Mas não se engane. É óbvio que existe uma conexão entre a linguagem e o pensamento. A questão mais profunda é: línguas que possuem vocabulário mais extenso para as cores permitem aos seus falantes uma percepção diferente da realidade? Ninguém até hoje conseguiu mostrar que sim.

O que há, principalmente no léxico, são diferentes recortes da realidade, por assim dizer. A lenda de que o inuíte (a língua dos esquimós ou inuítes) teria uma centena de palavras para o que chamamos simplesmente de neve faz parte desse imaginário. Não é difícil perceber a necessidade que um esquimó possui de nomear diferentes tipos de neve.

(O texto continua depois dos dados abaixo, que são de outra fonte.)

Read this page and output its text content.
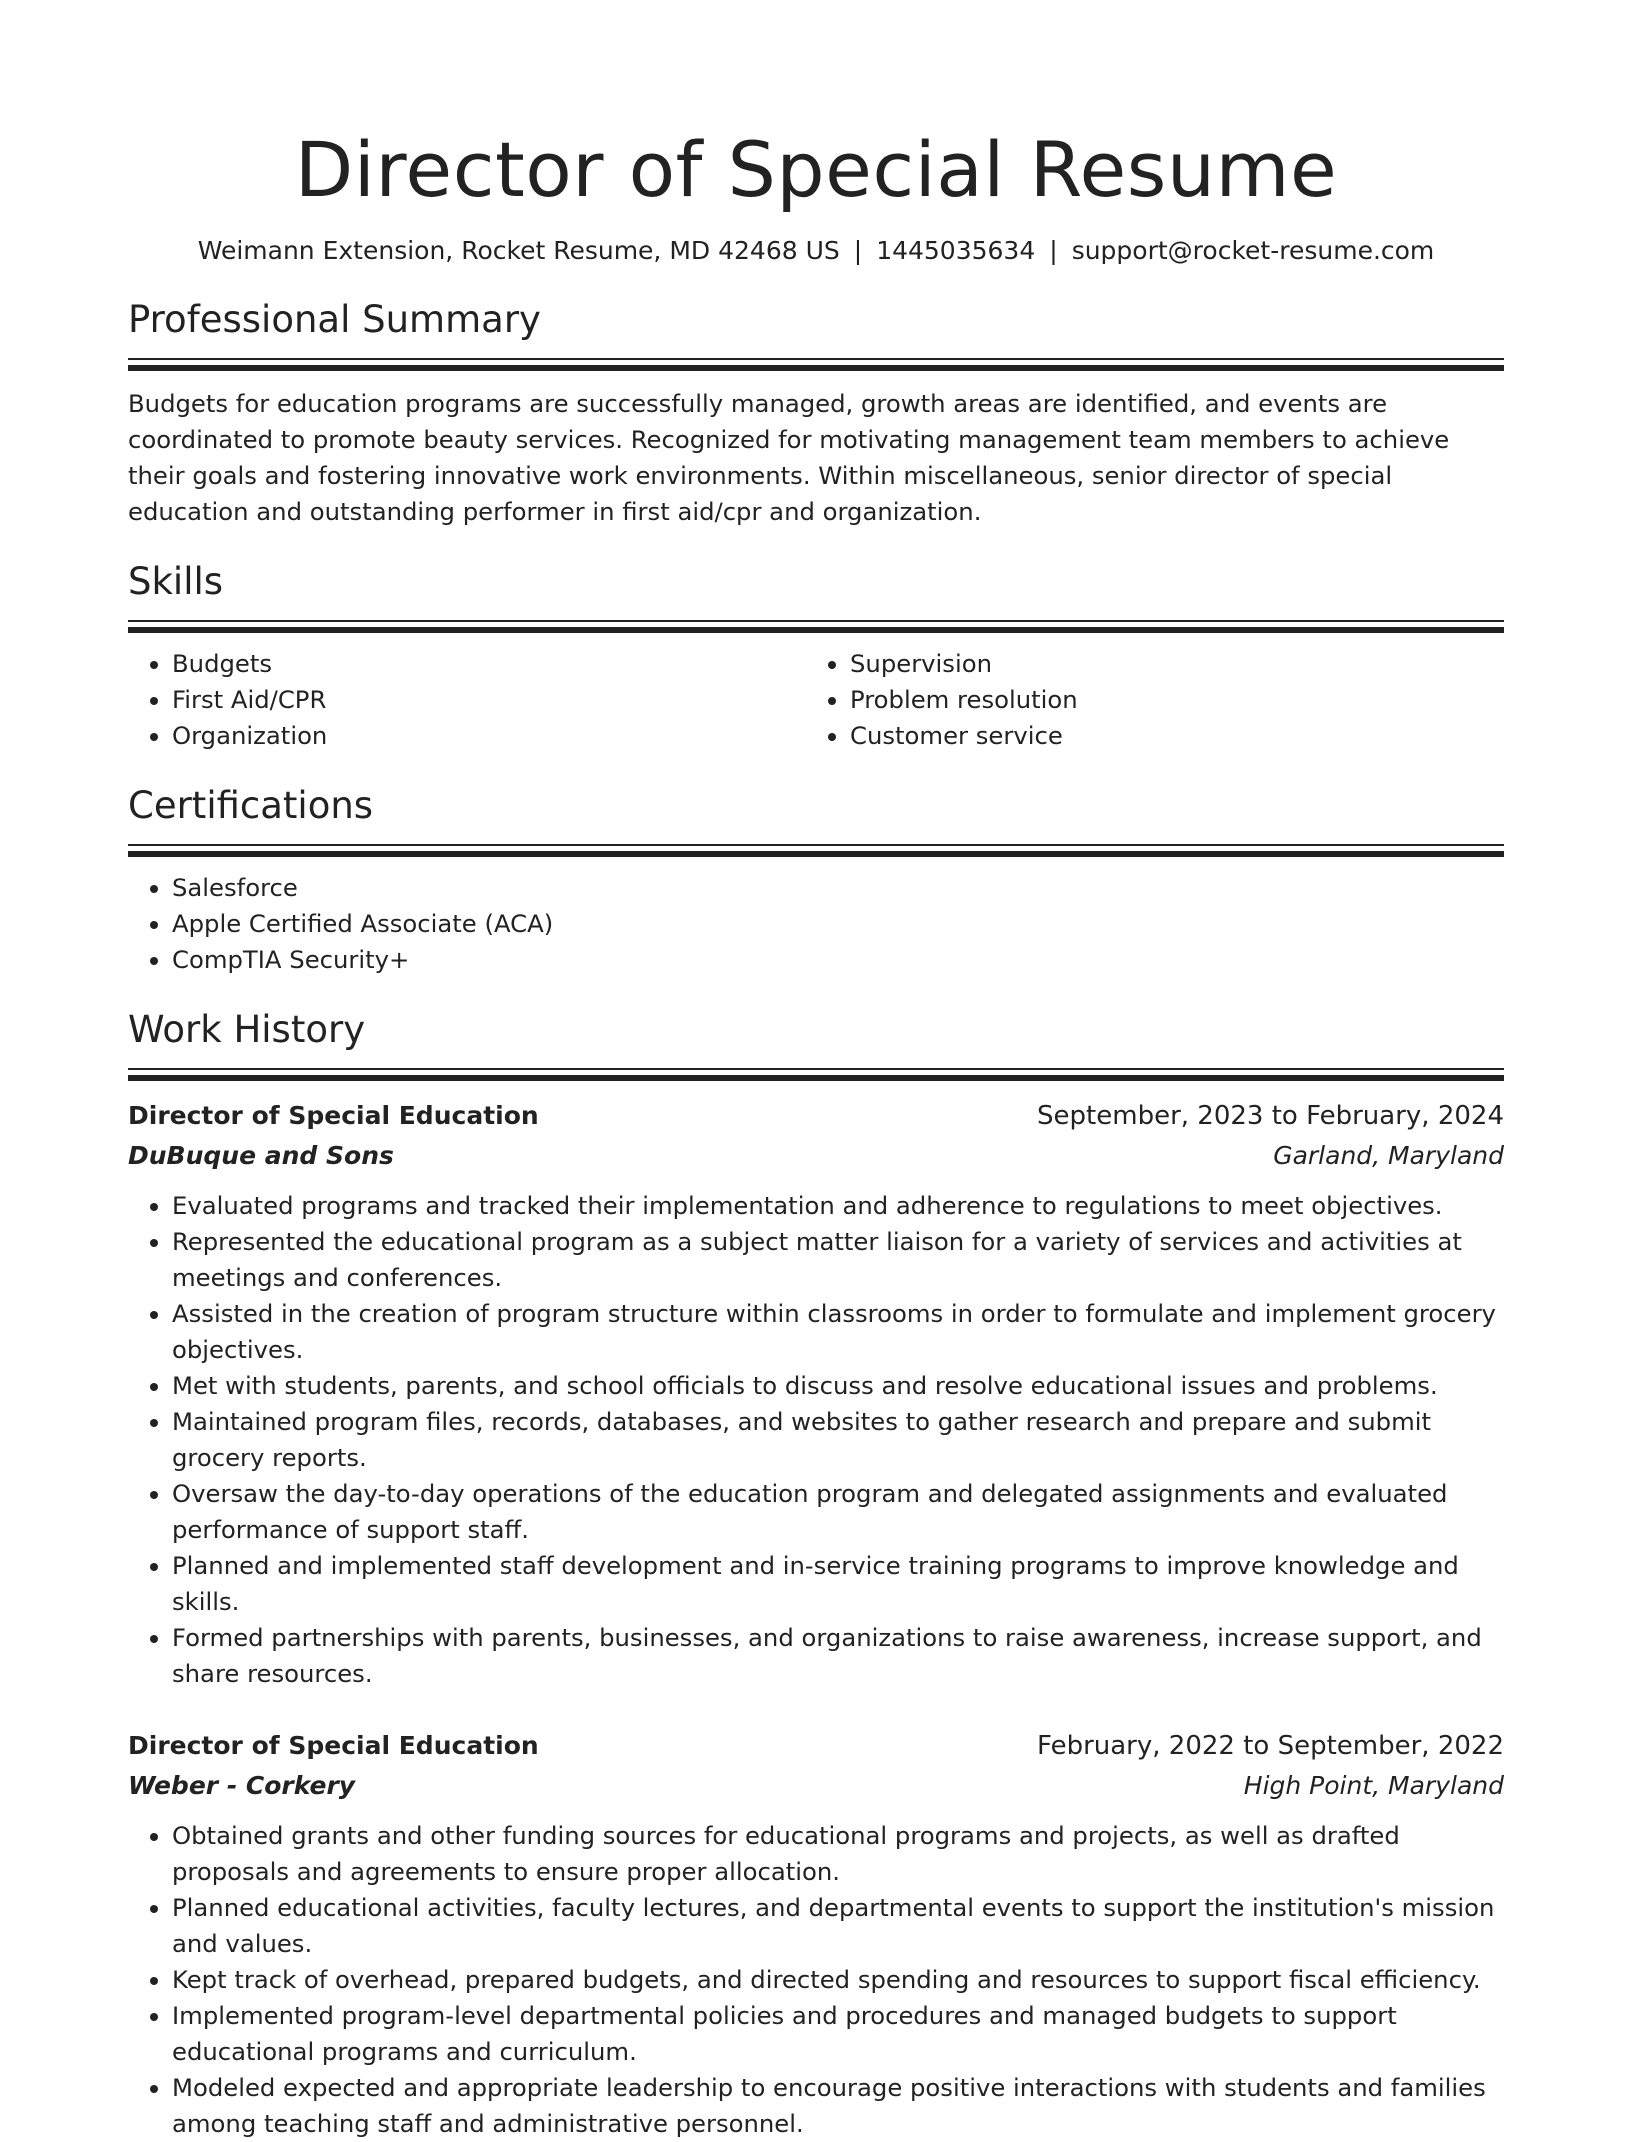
Director of Special Resume
Weimann Extension, Rocket Resume, MD 42468 US | 1445035634 | support@rocket-resume.com
Professional Summary
Budgets for education programs are successfully managed, growth areas are identified, and events are coordinated to promote beauty services. Recognized for motivating management team members to achieve their goals and fostering innovative work environments. Within miscellaneous, senior director of special education and outstanding performer in first aid/cpr and organization.
Skills
• Budgets
• First Aid/CPR
• Organization
• Supervision
• Problem resolution
• Customer service
Certifications
• Salesforce
• Apple Certified Associate (ACA)
• CompTIA Security+
Work History
Director of Special Education	September, 2023 to February, 2024
DuBuque and Sons	Garland, Maryland
• Evaluated programs and tracked their implementation and adherence to regulations to meet objectives.
• Represented the educational program as a subject matter liaison for a variety of services and activities at meetings and conferences.
• Assisted in the creation of program structure within classrooms in order to formulate and implement grocery objectives.
• Met with students, parents, and school officials to discuss and resolve educational issues and problems.
• Maintained program files, records, databases, and websites to gather research and prepare and submit grocery reports.
• Oversaw the day-to-day operations of the education program and delegated assignments and evaluated performance of support staff.
• Planned and implemented staff development and in-service training programs to improve knowledge and skills.
• Formed partnerships with parents, businesses, and organizations to raise awareness, increase support, and share resources.
Director of Special Education	February, 2022 to September, 2022
Weber - Corkery	High Point, Maryland
• Obtained grants and other funding sources for educational programs and projects, as well as drafted proposals and agreements to ensure proper allocation.
• Planned educational activities, faculty lectures, and departmental events to support the institution's mission and values.
• Kept track of overhead, prepared budgets, and directed spending and resources to support fiscal efficiency.
• Implemented program-level departmental policies and procedures and managed budgets to support educational programs and curriculum.
• Modeled expected and appropriate leadership to encourage positive interactions with students and families among teaching staff and administrative personnel.
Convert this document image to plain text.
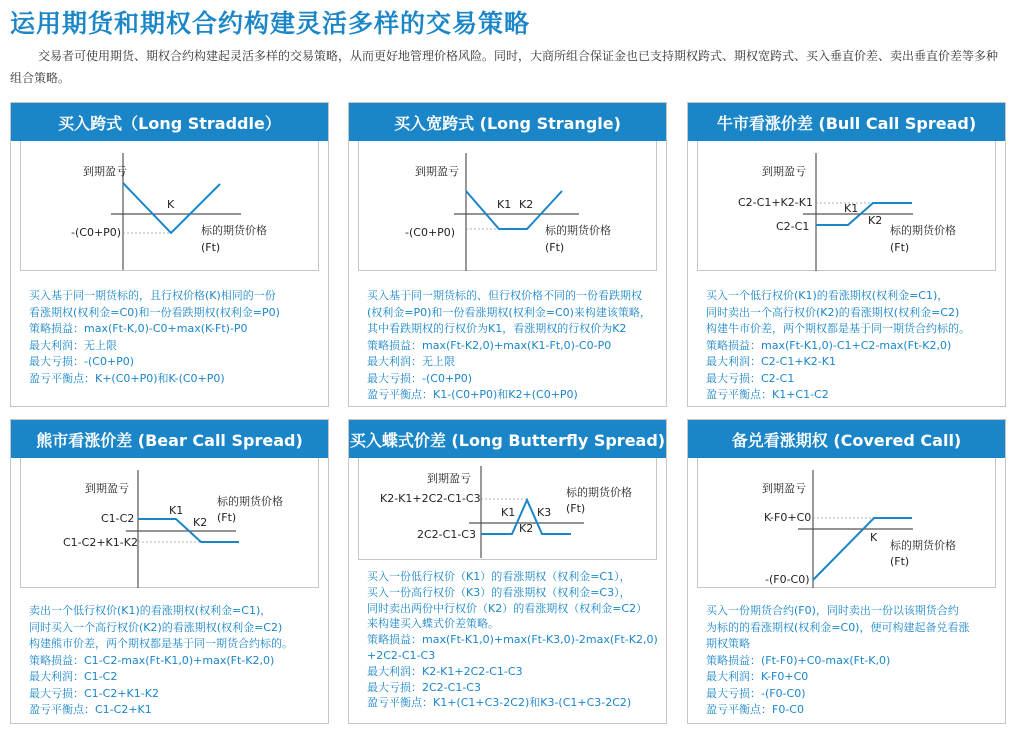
运用期货和期权合约构建灵活多样的交易策略

交易者可使用期货、期权合约构建起灵活多样的交易策略，从而更好地管理价格风险。同时，大商所组合保证金也已支持期权跨式、期权宽跨式、买入垂直价差、卖出垂直价差等多种组合策略。

买入跨式（Long Straddle）
到期盈亏
K
-(C0+P0)	标的期货价格
(Ft)
买入基于同一期货标的，且行权价格(K)相同的一份
看涨期权(权利金=C0)和一份看跌期权(权利金=P0)
策略损益：max(Ft-K,0)-C0+max(K-Ft)-P0
最大利润：无上限
最大亏损：-(C0+P0)
盈亏平衡点：K+(C0+P0)和K-(C0+P0)
买入宽跨式 (Long Strangle)
到期盈亏
K1 K2
-(C0+P0)	标的期货价格
(Ft)
买入基于同一期货标的、但行权价格不同的一份看跌期权
(权利金=P0)和一份看涨期权(权利金=C0)来构建该策略，
其中看跌期权的行权价为K1，看涨期权的行权价为K2
策略损益：max(Ft-K2,0)+max(K1-Ft,0)-C0-P0
最大利润：无上限
最大亏损：-(C0+P0)
盈亏平衡点：K1-(C0+P0)和K2+(C0+P0)
牛市看涨价差 (Bull Call Spread)
到期盈亏
C2-C1+K2-K1
C2-C1
K1
K2
标的期货价格
(Ft)
买入一个低行权价(K1)的看涨期权(权利金=C1)，
同时卖出一个高行权价(K2)的看涨期权(权利金=C2)
构建牛市价差，两个期权都是基于同一期货合约标的。
策略损益：max(Ft-K1,0)-C1+C2-max(Ft-K2,0)
最大利润：C2-C1+K2-K1
最大亏损：C2-C1
盈亏平衡点：K1+C1-C2
熊市看涨价差 (Bear Call Spread)
到期盈亏
C1-C2
C1-C2+K1-K2
K1
K2
标的期货价格
(Ft)
卖出一个低行权价(K1)的看涨期权(权利金=C1)，
同时买入一个高行权价(K2)的看涨期权(权利金=C2)
构建熊市价差，两个期权都是基于同一期货合约标的。
策略损益：C1-C2-max(Ft-K1,0)+max(Ft-K2,0)
最大利润：C1-C2
最大亏损：C1-C2+K1-K2
盈亏平衡点：C1-C2+K1
买入蝶式价差 (Long Butterfly Spread)
到期盈亏
K2-K1+2C2-C1-C3
2C2-C1-C3
K1 K3
K2
标的期货价格
(Ft)
买入一份低行权价（K1）的看涨期权（权利金=C1），
买入一份高行权价（K3）的看涨期权（权利金=C3），
同时卖出两份中行权价（K2）的看涨期权（权利金=C2）
来构建买入蝶式价差策略。
策略损益：max(Ft-K1,0)+max(Ft-K3,0)-2max(Ft-K2,0)
+2C2-C1-C3
最大利润：K2-K1+2C2-C1-C3
最大亏损：2C2-C1-C3
盈亏平衡点：K1+(C1+C3-2C2)和K3-(C1+C3-2C2)
备兑看涨期权 (Covered Call)
到期盈亏
K-F0+C0
K
-(F0-C0)
标的期货价格
(Ft)
买入一份期货合约(F0)，同时卖出一份以该期货合约
为标的的看涨期权(权利金=C0)，便可构建起备兑看涨
期权策略
策略损益：(Ft-F0)+C0-max(Ft-K,0)
最大利润：K-F0+C0
最大亏损：-(F0-C0)
盈亏平衡点：F0-C0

Um belo resumo desse imbróglio pode ser lido nesse breve texto disponível na página da Linguistic Society of America: https://www.linguisticsociety.org/sites/default/files/Does_Language_Influence.pdf

Recentemente esse debate voltou à pauta por conta do filme A Chegada. A personagem principal é uma linguista que ajuda a estabelecer diálogo com os alienígenas. E parece que no processo de aprender a língua deles ela ganha uma habilidade especial. É o relativismo levado ao seu extremo: aprender uma língua diferente me permite ter uma nova visão sobre a realidade.